Opinião
Mentiras perigosas
E o carácter punitivo da correcção é cegueira política. Causa muito sofrimento desnecessário e enraivece europeus uns contra os outros numa altura em que ou nos aguentamos todos juntos ou vamos pró maneta cada um para seu lado. Em Bona percebiam estas coisas. Em Berlim não sei.
Antes das eleições alemãs de Setembro conviria que falsidades sobre a crise financeira da Europa, tomadas por verdades pelos alemães, fossem desmentidas. Com votos à porta, não é de esperar que tal desmentido venha dos políticos que as espalharam (a começar por Angela Merkel e incluindo alguns dos seus opositores sociais-democratas). Mas é preciso que os eleitores sejam esclarecidos, sob pena do fosso entre o Norte e o Sul da Europa (e o fosso entre os alemães e quase todos os outros) se cavar ainda mais, do projecto político chamado União Europeia ser abandonado e, mais tarde ou mais cedo, da guerra tornar a ser um dos métodos usados pelos países europeus para resolverem problemas entre si.
A maioria dos alemães está convencida de que os países do Sul vão mal porque foram imprevidentes (como a cigarra da fábula de La Fontaine) e que eles, contribuintes alemães (a formiga da fábula) não estão mais dispostos a continuarem a sustentar vícios alheios. Acredita-se que há na Europa países permanentemente devedores (ao Sul) e países permanentemente credores (ao Norte). Por tudo isto, quer-se que a correcção técnica das falhas de governação financeira que contribuíram para a crise actual, sirva de castigo à alegada imoralidade da gente do Sul.
Tudo errado. As intervenções de salvamento de Fundo Monetário Internacional, Banco Central Europeu e Comissão Europeia (e outras, bilaterais, em 2010 à Grécia, antes dos mecanismos actuais que permitem financiamento pelos mercados através de um fundo da eurozona, terem sido estabelecidos) não custaram um cêntimo ao contribuinte alemão (ou austríaco, ou finlandês ou holandês). Empréstimos não são dádivas; desde o começo das crises soberanas até hoje, nenhum dos países em questão – Grécia, Irlanda, Portugal, Espanha e Chipre – faltou a qualquer das obrigações assumidas e nenhum dos países ricos do Norte perdeu um cêntimo nem como credor nem como fiador. Pelo contrário, a crise tem-lhes permitido ganhar bom dinheiro. Para já, porque o dinheiro custa muito mais barato no mercado à Alemanha (e Áustria, Finlândia, Holanda) do que a qualquer dos países do Sul. E há mais. Na Finlândia, por exemplo, o partido xenófobo dos Verdadeiros Finlandeses ganha votos por as pessoas acharem que a Finlândia manda para ajudar o Sul dinheiro que o Sul não merece, quando na realidade o seu banco central contribuiu 227 milhões de euros para o orçamento do país em 2012, lucro dos títulos gregos, espanhóis e portugueses que detém. Sem esquecer que o dinheiro fácil que fez bolhas e atrasou reformas no Sul foi intermediado por bancos do Norte.
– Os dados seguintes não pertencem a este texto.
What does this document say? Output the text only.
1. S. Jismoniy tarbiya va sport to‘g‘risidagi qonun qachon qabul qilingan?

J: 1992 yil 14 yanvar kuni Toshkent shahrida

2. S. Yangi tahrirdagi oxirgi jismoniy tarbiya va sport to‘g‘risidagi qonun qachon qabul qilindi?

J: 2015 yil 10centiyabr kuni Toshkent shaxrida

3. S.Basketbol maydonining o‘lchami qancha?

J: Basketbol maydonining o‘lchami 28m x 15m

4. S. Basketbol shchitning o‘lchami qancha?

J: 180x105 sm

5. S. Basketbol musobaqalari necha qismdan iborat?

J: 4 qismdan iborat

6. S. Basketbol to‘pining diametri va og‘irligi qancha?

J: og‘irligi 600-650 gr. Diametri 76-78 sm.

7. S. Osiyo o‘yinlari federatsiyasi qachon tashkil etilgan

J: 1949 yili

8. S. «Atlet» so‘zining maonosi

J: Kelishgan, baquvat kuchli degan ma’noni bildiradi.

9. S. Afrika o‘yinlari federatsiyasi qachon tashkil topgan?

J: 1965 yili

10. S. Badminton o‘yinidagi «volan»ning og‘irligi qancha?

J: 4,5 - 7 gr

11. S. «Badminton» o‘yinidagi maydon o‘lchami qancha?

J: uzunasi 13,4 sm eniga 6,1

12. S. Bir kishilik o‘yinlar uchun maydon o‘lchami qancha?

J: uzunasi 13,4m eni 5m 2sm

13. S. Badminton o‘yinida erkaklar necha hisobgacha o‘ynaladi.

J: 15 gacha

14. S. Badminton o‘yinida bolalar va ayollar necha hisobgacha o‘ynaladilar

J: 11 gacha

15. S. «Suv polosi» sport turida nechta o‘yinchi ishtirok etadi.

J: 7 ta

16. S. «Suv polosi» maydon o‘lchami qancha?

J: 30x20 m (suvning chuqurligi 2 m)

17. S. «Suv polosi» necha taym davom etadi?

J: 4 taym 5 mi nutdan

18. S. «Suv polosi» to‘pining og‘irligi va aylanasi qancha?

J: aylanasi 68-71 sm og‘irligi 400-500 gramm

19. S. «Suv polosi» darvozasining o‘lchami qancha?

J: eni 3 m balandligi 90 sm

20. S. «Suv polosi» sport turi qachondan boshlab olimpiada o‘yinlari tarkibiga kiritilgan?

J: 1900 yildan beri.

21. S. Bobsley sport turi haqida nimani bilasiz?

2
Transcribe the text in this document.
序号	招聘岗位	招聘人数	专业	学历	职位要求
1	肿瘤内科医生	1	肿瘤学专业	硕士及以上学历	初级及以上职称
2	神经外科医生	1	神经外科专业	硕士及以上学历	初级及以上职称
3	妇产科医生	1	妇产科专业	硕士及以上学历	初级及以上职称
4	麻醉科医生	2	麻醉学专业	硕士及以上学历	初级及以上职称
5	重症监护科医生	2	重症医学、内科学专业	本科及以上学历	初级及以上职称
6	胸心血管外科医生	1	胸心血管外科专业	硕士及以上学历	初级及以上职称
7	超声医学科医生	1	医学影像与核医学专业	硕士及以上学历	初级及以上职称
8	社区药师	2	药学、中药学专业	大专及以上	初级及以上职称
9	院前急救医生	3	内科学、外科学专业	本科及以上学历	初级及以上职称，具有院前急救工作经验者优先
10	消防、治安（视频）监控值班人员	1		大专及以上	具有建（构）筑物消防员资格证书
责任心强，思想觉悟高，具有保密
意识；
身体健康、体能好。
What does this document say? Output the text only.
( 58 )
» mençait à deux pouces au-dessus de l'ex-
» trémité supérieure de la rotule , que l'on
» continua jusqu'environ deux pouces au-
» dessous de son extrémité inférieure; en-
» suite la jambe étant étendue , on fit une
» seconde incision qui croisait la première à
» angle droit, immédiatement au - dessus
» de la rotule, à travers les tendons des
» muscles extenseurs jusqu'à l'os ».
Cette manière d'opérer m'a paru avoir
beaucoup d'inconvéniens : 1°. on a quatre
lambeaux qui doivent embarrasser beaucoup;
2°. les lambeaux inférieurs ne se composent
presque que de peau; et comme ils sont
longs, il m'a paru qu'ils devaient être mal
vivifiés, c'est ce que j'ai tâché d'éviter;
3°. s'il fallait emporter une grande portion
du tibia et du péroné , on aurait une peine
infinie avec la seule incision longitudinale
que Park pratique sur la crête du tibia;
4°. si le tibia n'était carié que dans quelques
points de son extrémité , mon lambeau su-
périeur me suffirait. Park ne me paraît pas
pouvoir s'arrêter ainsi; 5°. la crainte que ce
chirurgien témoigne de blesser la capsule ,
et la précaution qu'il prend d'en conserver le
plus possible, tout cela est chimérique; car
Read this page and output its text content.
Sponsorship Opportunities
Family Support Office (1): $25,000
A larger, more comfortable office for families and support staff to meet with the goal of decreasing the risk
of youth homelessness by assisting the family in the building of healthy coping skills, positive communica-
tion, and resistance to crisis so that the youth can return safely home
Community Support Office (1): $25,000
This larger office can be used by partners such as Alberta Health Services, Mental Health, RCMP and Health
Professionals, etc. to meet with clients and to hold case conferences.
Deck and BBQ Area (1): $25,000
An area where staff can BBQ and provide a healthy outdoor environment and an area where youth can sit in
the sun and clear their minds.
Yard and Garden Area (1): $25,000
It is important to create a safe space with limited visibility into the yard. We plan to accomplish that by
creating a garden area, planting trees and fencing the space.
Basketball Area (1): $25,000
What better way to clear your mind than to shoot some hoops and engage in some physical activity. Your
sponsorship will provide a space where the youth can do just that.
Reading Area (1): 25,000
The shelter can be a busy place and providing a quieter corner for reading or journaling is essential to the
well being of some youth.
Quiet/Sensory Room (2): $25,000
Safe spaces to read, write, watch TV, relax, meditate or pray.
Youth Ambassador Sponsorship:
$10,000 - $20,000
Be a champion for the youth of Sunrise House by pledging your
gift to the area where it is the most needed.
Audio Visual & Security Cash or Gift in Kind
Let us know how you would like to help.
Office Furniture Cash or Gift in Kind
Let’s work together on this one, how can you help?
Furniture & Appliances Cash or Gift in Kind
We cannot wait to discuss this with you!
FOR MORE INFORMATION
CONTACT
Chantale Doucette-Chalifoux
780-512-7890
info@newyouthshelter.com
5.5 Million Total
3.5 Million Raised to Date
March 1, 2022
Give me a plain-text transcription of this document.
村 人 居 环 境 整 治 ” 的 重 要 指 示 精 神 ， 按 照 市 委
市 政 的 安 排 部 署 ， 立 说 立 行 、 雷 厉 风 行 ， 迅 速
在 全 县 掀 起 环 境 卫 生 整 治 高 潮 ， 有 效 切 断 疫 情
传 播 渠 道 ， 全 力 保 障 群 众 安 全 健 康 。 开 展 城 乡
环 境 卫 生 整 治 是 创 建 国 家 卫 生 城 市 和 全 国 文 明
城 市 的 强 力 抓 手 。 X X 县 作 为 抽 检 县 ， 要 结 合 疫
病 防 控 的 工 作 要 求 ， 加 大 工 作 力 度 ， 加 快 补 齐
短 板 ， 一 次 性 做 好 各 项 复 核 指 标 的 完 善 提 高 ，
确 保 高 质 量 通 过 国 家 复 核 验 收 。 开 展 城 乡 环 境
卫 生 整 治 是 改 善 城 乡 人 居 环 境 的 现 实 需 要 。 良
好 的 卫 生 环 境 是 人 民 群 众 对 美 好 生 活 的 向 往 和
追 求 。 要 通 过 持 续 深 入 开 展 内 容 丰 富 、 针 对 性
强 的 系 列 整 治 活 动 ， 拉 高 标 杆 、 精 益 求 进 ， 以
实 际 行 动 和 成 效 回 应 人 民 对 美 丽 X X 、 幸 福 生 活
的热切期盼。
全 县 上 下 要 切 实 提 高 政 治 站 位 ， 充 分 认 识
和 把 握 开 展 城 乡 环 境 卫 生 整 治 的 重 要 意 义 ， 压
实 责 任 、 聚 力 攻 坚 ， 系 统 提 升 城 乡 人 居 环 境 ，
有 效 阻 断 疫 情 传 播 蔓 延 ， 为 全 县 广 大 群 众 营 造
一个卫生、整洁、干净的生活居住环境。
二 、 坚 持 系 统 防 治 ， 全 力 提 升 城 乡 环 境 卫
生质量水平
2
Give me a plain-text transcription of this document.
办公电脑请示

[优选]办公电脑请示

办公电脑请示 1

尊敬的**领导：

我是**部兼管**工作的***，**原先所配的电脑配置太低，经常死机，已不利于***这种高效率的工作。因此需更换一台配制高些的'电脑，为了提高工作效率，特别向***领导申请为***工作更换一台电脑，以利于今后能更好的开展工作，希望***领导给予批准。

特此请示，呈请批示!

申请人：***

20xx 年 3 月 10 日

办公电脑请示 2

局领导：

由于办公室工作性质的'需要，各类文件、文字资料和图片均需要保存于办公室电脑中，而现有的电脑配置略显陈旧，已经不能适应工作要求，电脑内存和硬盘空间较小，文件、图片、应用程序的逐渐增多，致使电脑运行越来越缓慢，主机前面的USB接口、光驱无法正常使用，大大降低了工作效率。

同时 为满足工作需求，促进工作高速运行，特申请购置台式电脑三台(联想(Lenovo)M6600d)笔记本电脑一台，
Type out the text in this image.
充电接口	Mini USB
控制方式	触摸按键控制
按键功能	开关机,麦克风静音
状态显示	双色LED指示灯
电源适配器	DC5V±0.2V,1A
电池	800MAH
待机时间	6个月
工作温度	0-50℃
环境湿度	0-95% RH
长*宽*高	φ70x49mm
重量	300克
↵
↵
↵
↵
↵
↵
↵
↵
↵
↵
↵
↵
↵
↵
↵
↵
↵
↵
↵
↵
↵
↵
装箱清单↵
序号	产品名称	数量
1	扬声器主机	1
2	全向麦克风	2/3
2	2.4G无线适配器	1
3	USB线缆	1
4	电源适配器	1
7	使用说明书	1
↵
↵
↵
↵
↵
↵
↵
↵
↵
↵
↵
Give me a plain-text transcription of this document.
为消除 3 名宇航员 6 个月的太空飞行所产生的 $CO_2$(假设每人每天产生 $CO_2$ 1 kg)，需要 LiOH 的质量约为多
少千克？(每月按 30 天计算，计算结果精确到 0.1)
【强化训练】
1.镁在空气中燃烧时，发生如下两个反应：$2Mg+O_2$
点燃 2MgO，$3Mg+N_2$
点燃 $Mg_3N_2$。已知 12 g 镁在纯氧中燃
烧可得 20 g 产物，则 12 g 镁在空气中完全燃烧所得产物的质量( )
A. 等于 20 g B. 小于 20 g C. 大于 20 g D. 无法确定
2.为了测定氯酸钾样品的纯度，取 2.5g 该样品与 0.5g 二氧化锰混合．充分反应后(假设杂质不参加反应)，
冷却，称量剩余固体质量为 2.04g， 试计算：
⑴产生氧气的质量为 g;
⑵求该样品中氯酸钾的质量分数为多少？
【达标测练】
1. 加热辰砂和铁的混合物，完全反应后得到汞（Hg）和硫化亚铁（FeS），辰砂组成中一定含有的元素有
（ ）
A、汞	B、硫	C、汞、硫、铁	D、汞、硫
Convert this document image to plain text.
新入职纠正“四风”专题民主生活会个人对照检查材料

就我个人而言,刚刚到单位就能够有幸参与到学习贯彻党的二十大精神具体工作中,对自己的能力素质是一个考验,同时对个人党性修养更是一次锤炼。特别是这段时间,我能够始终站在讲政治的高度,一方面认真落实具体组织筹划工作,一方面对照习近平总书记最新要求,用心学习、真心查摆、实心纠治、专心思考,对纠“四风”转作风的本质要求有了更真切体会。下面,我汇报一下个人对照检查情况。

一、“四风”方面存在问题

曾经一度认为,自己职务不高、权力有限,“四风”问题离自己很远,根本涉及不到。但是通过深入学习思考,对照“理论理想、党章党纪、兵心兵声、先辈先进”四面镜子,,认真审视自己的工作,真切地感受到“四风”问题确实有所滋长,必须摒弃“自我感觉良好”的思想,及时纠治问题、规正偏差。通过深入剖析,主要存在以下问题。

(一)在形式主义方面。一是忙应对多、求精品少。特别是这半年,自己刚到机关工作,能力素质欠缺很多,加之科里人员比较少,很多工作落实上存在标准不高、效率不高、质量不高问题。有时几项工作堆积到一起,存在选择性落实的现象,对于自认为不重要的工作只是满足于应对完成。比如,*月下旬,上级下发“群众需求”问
E o carácter punitivo da correcção é cegueira política. Causa muito sofrimento desnecessário e enraivece europeus uns contra os outros numa altura em que ou nos aguentamos todos juntos ou vamos pró maneta cada um para seu lado. Em Bona percebiam estas coisas. Em Berlim não sei. Era preciso que alguém ajudasse os alemães a aprenderem a lidar com o seu destino.